# T compact if and only if $T^*T$ is compact.

I have an operator $$T \in B(\mathcal{H})$$. I need to prove that T is comapct if and only if $$T^*T$$ is compact.

One way is ok, because if $$A$$ or $$B$$ is compact then $$AB$$ is compact, so I get at once that if $$T$$ is compact then $$T^*T$$ is compact.

But how do I go the other way? If I assume that $$T^*T$$ is compact I am not quite sure how to see that $$T$$ is compact. If I assume for contradiction that $$T$$ is not compact I must also have that $$T^*$$ is not compact. If I knew that either $$T$$ or $$T^*$$ was invertible it would be ok, because then I could find a bounded subsequence that did not converge. But when I do not have invertibility I am not quite sure how to proceed.

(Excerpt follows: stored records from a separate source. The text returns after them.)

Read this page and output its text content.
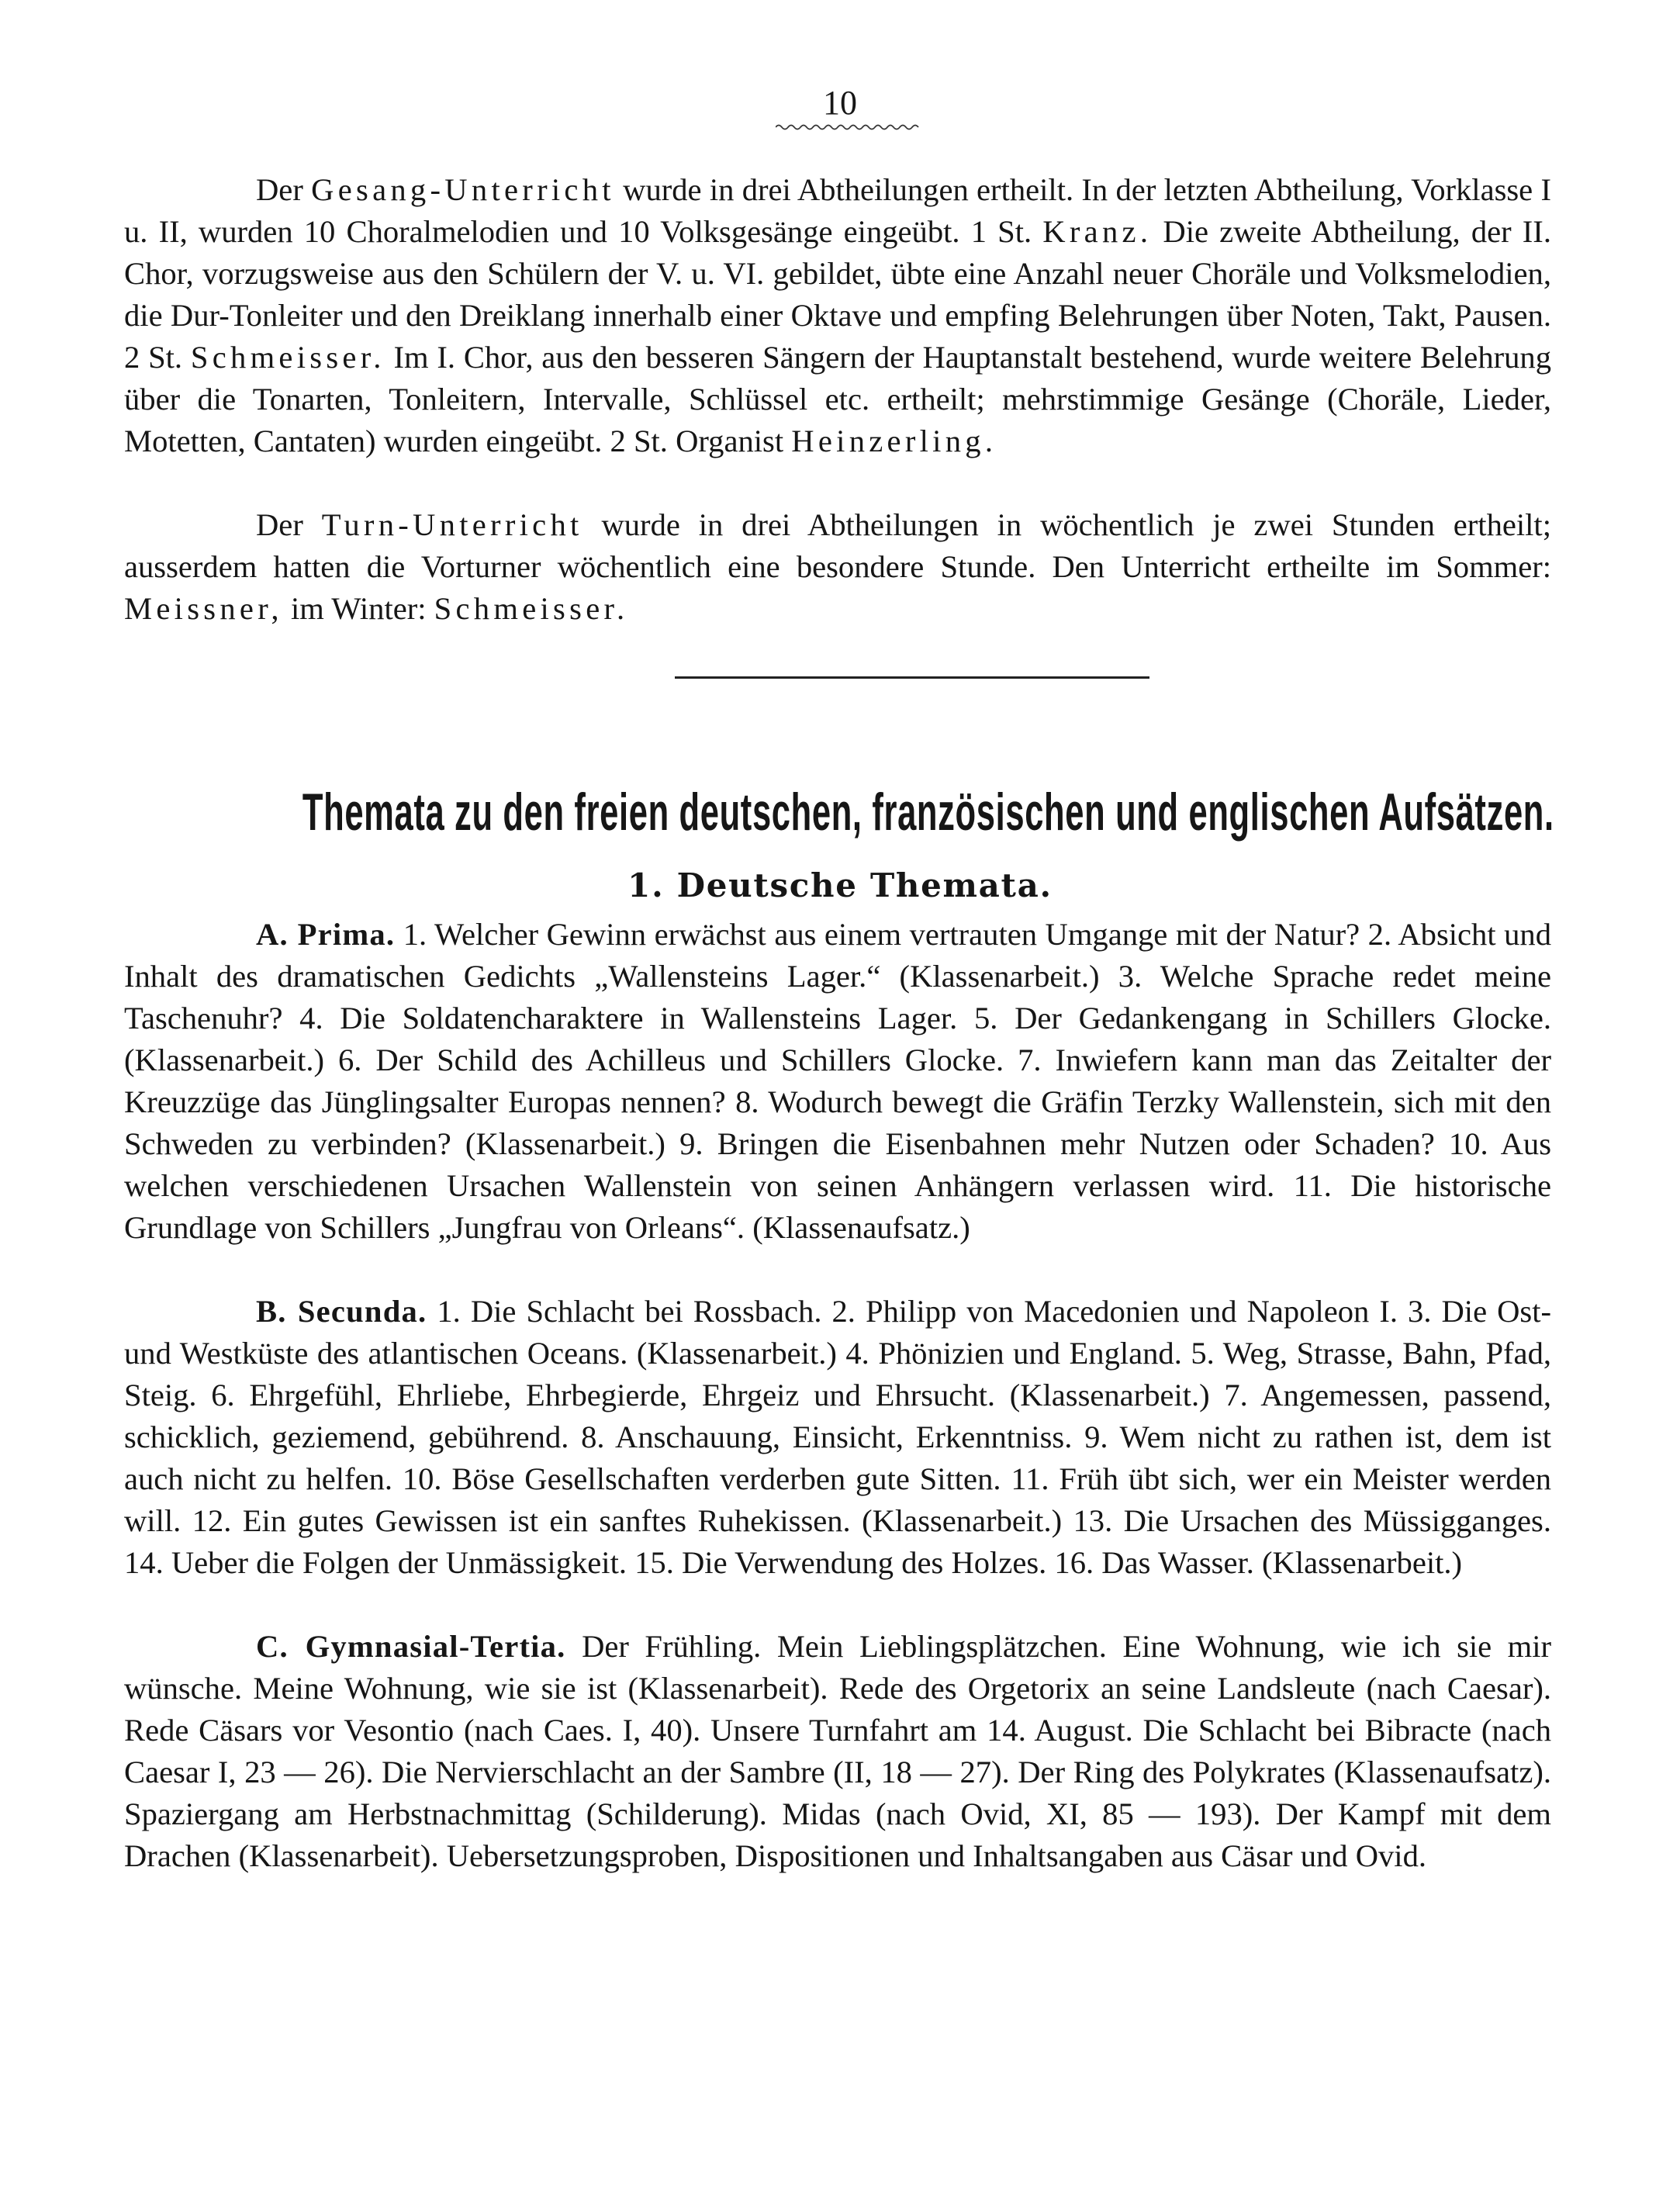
10

Der Gesang-Unterricht wurde in drei Abtheilungen ertheilt. In der letzten Abtheilung, Vorklasse I u. II, wurden 10 Choralmelodien und 10 Volksgesänge eingeübt. 1 St. Kranz. Die zweite Abtheilung, der II. Chor, vorzugsweise aus den Schülern der V. u. VI. gebildet, übte eine Anzahl neuer Choräle und Volksmelodien, die Dur-Tonleiter und den Dreiklang innerhalb einer Oktave und empfing Belehrungen über Noten, Takt, Pausen. 2 St. Schmeisser. Im I. Chor, aus den besseren Sängern der Hauptanstalt bestehend, wurde weitere Belehrung über die Tonarten, Tonleitern, Intervalle, Schlüssel etc. ertheilt; mehrstimmige Gesänge (Choräle, Lieder, Motetten, Cantaten) wurden eingeübt. 2 St. Organist Heinzerling.

Der Turn-Unterricht wurde in drei Abtheilungen in wöchentlich je zwei Stunden ertheilt; ausserdem hatten die Vorturner wöchentlich eine besondere Stunde. Den Unterricht ertheilte im Sommer: Meissner, im Winter: Schmeisser.

Themata zu den freien deutschen, französischen und englischen Aufsätzen.
1. Deutsche Themata.

A. Prima. 1. Welcher Gewinn erwächst aus einem vertrauten Umgange mit der Natur? 2. Absicht und Inhalt des dramatischen Gedichts „Wallensteins Lager.“ (Klassenarbeit.) 3. Welche Sprache redet meine Taschenuhr? 4. Die Soldatencharaktere in Wallensteins Lager. 5. Der Gedankengang in Schillers Glocke. (Klassenarbeit.) 6. Der Schild des Achilleus und Schillers Glocke. 7. Inwiefern kann man das Zeitalter der Kreuzzüge das Jünglingsalter Europas nennen? 8. Wodurch bewegt die Gräfin Terzky Wallenstein, sich mit den Schweden zu verbinden? (Klassenarbeit.) 9. Bringen die Eisenbahnen mehr Nutzen oder Schaden? 10. Aus welchen verschiedenen Ursachen Wallenstein von seinen Anhängern verlassen wird. 11. Die historische Grundlage von Schillers „Jungfrau von Orleans“. (Klassenaufsatz.)

B. Secunda. 1. Die Schlacht bei Rossbach. 2. Philipp von Macedonien und Napoleon I. 3. Die Ost- und Westküste des atlantischen Oceans. (Klassenarbeit.) 4. Phönizien und England. 5. Weg, Strasse, Bahn, Pfad, Steig. 6. Ehrgefühl, Ehrliebe, Ehrbegierde, Ehrgeiz und Ehrsucht. (Klassenarbeit.) 7. Angemessen, passend, schicklich, geziemend, gebührend. 8. Anschauung, Einsicht, Erkenntniss. 9. Wem nicht zu rathen ist, dem ist auch nicht zu helfen. 10. Böse Gesellschaften verderben gute Sitten. 11. Früh übt sich, wer ein Meister werden will. 12. Ein gutes Gewissen ist ein sanftes Ruhekissen. (Klassenarbeit.) 13. Die Ursachen des Müssigganges. 14. Ueber die Folgen der Unmässigkeit. 15. Die Verwendung des Holzes. 16. Das Wasser. (Klassenarbeit.)

C. Gymnasial-Tertia. Der Frühling. Mein Lieblingsplätzchen. Eine Wohnung, wie ich sie mir wünsche. Meine Wohnung, wie sie ist (Klassenarbeit). Rede des Orgetorix an seine Landsleute (nach Caesar). Rede Cäsars vor Vesontio (nach Caes. I, 40). Unsere Turnfahrt am 14. August. Die Schlacht bei Bibracte (nach Caesar I, 23 — 26). Die Nervierschlacht an der Sambre (II, 18 — 27). Der Ring des Polykrates (Klassenaufsatz). Spaziergang am Herbstnachmittag (Schilderung). Midas (nach Ovid, XI, 85 — 193). Der Kampf mit dem Drachen (Klassenarbeit). Uebersetzungsproben, Dispositionen und Inhaltsangaben aus Cäsar und Ovid.
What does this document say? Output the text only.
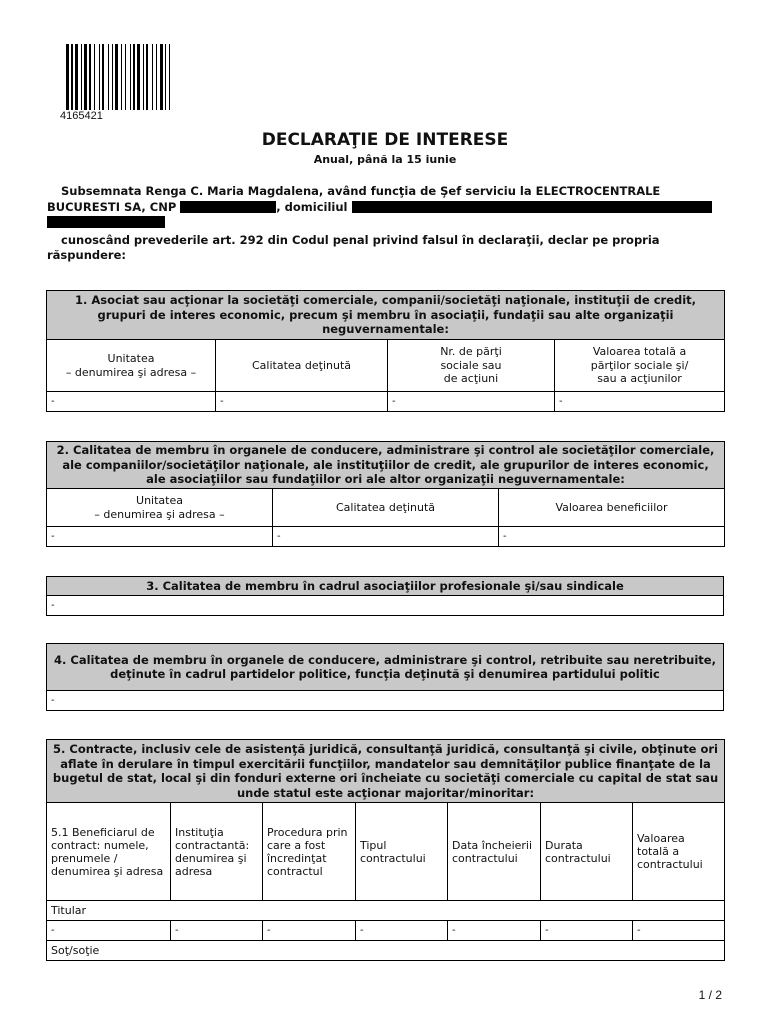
4165421
DECLARAŢIE DE INTERESE
Anual, până la 15 iunie
Subsemnata Renga C. Maria Magdalena, având funcţia de Şef serviciu la ELECTROCENTRALE BUCURESTI SA, CNP	, domiciliul

cunoscând prevederile art. 292 din Codul penal privind falsul în declaraţii, declar pe propria răspundere:
1. Asociat sau acţionar la societăţi comerciale, companii/societăţi naţionale, instituţii de credit, grupuri de interes economic, precum şi membru în asociaţii, fundaţii sau alte organizaţii neguvernamentale:			
Unitatea
– denumirea şi adresa –	Calitatea deţinută	Nr. de părţi
sociale sau
de acţiuni	Valoarea totală a
părţilor sociale şi/
sau a acţiunilor
-	-	-	-
2. Calitatea de membru în organele de conducere, administrare şi control ale societăţilor comerciale, ale companiilor/societăţilor naţionale, ale instituţiilor de credit, ale grupurilor de interes economic, ale asociaţiilor sau fundaţiilor ori ale altor organizaţii neguvernamentale:		
Unitatea
– denumirea şi adresa –	Calitatea deţinută	Valoarea beneficiilor
-	-	-
3. Calitatea de membru în cadrul asociaţiilor profesionale şi/sau sindicale
-
4. Calitatea de membru în organele de conducere, administrare şi control, retribuite sau neretribuite, deţinute în cadrul partidelor politice, funcţia deţinută şi denumirea partidului politic
-
5. Contracte, inclusiv cele de asistenţă juridică, consultanţă juridică, consultanţă şi civile, obţinute ori aflate în derulare în timpul exercitării funcţiilor, mandatelor sau demnităţilor publice finanţate de la bugetul de stat, local şi din fonduri externe ori încheiate cu societăţi comerciale cu capital de stat sau unde statul este acţionar majoritar/minoritar:						
5.1 Beneficiarul de contract: numele, prenumele / denumirea şi adresa	Instituţia contractantă: denumirea şi adresa	Procedura prin care a fost încredinţat contractul	Tipul contractului	Data încheierii contractului	Durata contractului	Valoarea totală a contractului
Titular						
-	-	-	-	-	-	-
Soţ/soţie						
1 / 2
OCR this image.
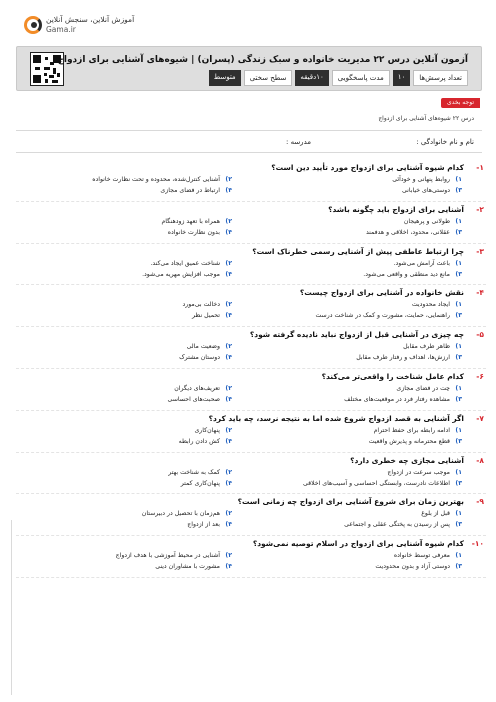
آموزش آنلاین، سنجش آنلاین
Gama.ir
آزمون آنلاین درس ۲۲ مدیریت خانواده و سبک زندگی (پسران) | شیوه‌های آشنایی برای ازدواج
تعداد پرسش‌ها
۱۰
مدت پاسخگویی
۱۰دقیقه
سطح سختی
متوسط
توجه بخدی
درس ۲۲ شیوه‌های آشنایی برای ازدواج
نام و نام خانوادگی :
مدرسه :
۱-
کدام شیوه آشنایی برای ازدواج مورد تأیید دین است؟
۱)
روابط پنهانی و خودآئی
۲)
آشنایی کنترل‌شده، محدوده و تحت نظارت خانواده
۳)
دوستی‌های خیابانی
۴)
ارتباط در فضای مجازی
۲-
آشنایی برای ازدواج باید چگونه باشد؟
۱)
طولانی و پرهیجان
۲)
همراه با تعهد زودهنگام
۳)
عقلانی، محدود، اخلاقی و هدفمند
۴)
بدون نظارت خانواده
۳-
چرا ارتباط عاطفی پیش از آشنایی رسمی خطرناک است؟
۱)
باعث آرامش می‌شود.
۲)
شناخت عمیق ایجاد می‌کند.
۳)
مانع دید منطقی و واقعی می‌شود.
۴)
موجب افزایش مهریه می‌شود.
۴-
نقش خانواده در آشنایی برای ازدواج چیست؟
۱)
ایجاد محدودیت
۲)
دخالت بی‌مورد
۳)
راهنمایی، حمایت، مشورت و کمک در شناخت درست
۴)
تحمیل نظر
۵-
چه چیزی در آشنایی قبل از ازدواج نباید نادیده گرفته شود؟
۱)
ظاهر طرف مقابل
۲)
وضعیت مالی
۳)
ارزش‌ها، اهداف و رفتار طرف مقابل
۴)
دوستان مشترک
۶-
کدام عامل شناخت را واقعی‌تر می‌کند؟
۱)
چت در فضای مجازی
۲)
تعریف‌های دیگران
۳)
مشاهده رفتار فرد در موقعیت‌های مختلف
۴)
صحبت‌های احساسی
۷-
اگر آشنایی به قصد ازدواج شروع شده اما به نتیجه نرسد، چه باید کرد؟
۱)
ادامه رابطه برای حفظ احترام
۲)
پنهان‌کاری
۳)
قطع محترمانه و پذیرش واقعیت
۴)
کش دادن رابطه
۸-
آشنایی مجازی چه خطری دارد؟
۱)
موجب سرعت در ازدواج
۲)
کمک به شناخت بهتر
۳)
اطلاعات نادرست، وابستگی احساسی و آسیب‌های اخلاقی
۴)
پنهان‌کاری کمتر
۹-
بهترین زمان برای شروع آشنایی برای ازدواج چه زمانی است؟
۱)
قبل از بلوغ
۲)
هم‌زمان با تحصیل در دبیرستان
۳)
پس از رسیدن به پختگی عقلی و اجتماعی
۴)
بعد از ازدواج
۱۰-
کدام شیوه آشنایی برای ازدواج در اسلام توصیه نمی‌شود؟
۱)
معرفی توسط خانواده
۲)
آشنایی در محیط آموزشی با هدف ازدواج
۳)
دوستی آزاد و بدون محدودیت
۴)
مشورت با مشاوران دینی
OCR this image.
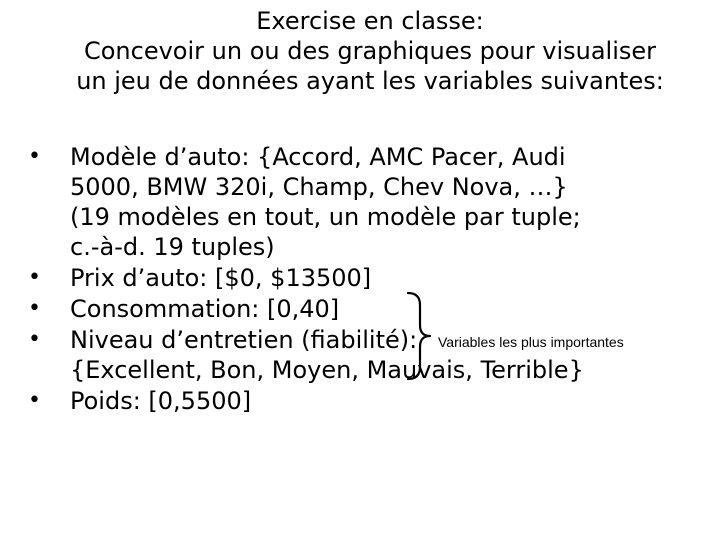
Exercise en classe:
Concevoir un ou des graphiques pour visualiser
un jeu de données ayant les variables suivantes:
• Modèle d’auto: {Accord, AMC Pacer, Audi
5000, BMW 320i, Champ, Chev Nova, …}
(19 modèles en tout, un modèle par tuple;
c.-à-d. 19 tuples)
• Prix d’auto: [$0, $13500]
• Consommation: [0,40]
• Niveau d’entretien (fiabilité):
{Excellent, Bon, Moyen, Mauvais, Terrible}
• Poids: [0,5500]
Variables les plus importantes
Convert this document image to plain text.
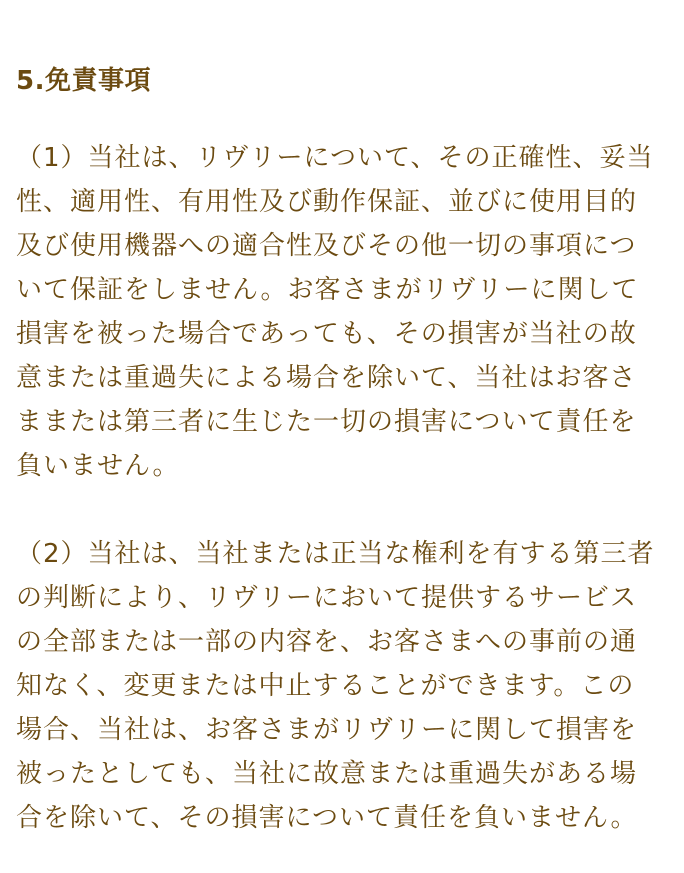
5.免責事項

（1）当社は、リヴリーについて、その正確性、妥当
性、適用性、有用性及び動作保証、並びに使用目的
及び使用機器への適合性及びその他一切の事項につ
いて保証をしません。お客さまがリヴリーに関して
損害を被った場合であっても、その損害が当社の故
意または重過失による場合を除いて、当社はお客さ
ままたは第三者に生じた一切の損害について責任を
負いません。

（2）当社は、当社または正当な権利を有する第三者
の判断により、リヴリーにおいて提供するサービス
の全部または一部の内容を、お客さまへの事前の通
知なく、変更または中止することができます。この
場合、当社は、お客さまがリヴリーに関して損害を
被ったとしても、当社に故意または重過失がある場
合を除いて、その損害について責任を負いません。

Let $$\{x_n \}$$ is a bounded sequence with bound $$M$$. If $$T^{\star}T$$ is compact, then there exists $$\{ x_{n_{k}}\}$$ such that $$\{ T^{\star}Tx_{n_{k}}\}$$ converges. Then \begin{align} \|Tx_{n_k}-Tx_{n_j}\|^2 & =(T^{\star}Tx_{n_{k}}-T^{\star}Tx_{n_j},x_{n_k}-x_{n_j}) \\ & \le 2M\|T^{\star}Tx_{n_k}-T^{\star}Tx_{n_j}\|. \end{align} This forces $$\{Tx_{n_{k}}\}$$ to be a Cauchy sequence and, hence, to converge.
Assume that $S := T^\ast T$ is compact. By the spectral theorem for compact self-serving operators, this implies that $|T|=\sqrt{S}$ is also compact.
But the polar decomposition theorem yields $T=V \cdot |T|$ for some partial isometry $V$. Since the compact operators form an ideal in the space of bounded operators, we are done.
If $S = T^{\ast}T$ is compact, then so is $p(S)$ for any polynomial p such that $p (0) = 0$. By taking a norm limit of such expressions you can conclude that $\sqrt {S} = |T|$ is compact. Now write $T = V|T|$ by the polar decomposition. Hence $T$ is compact.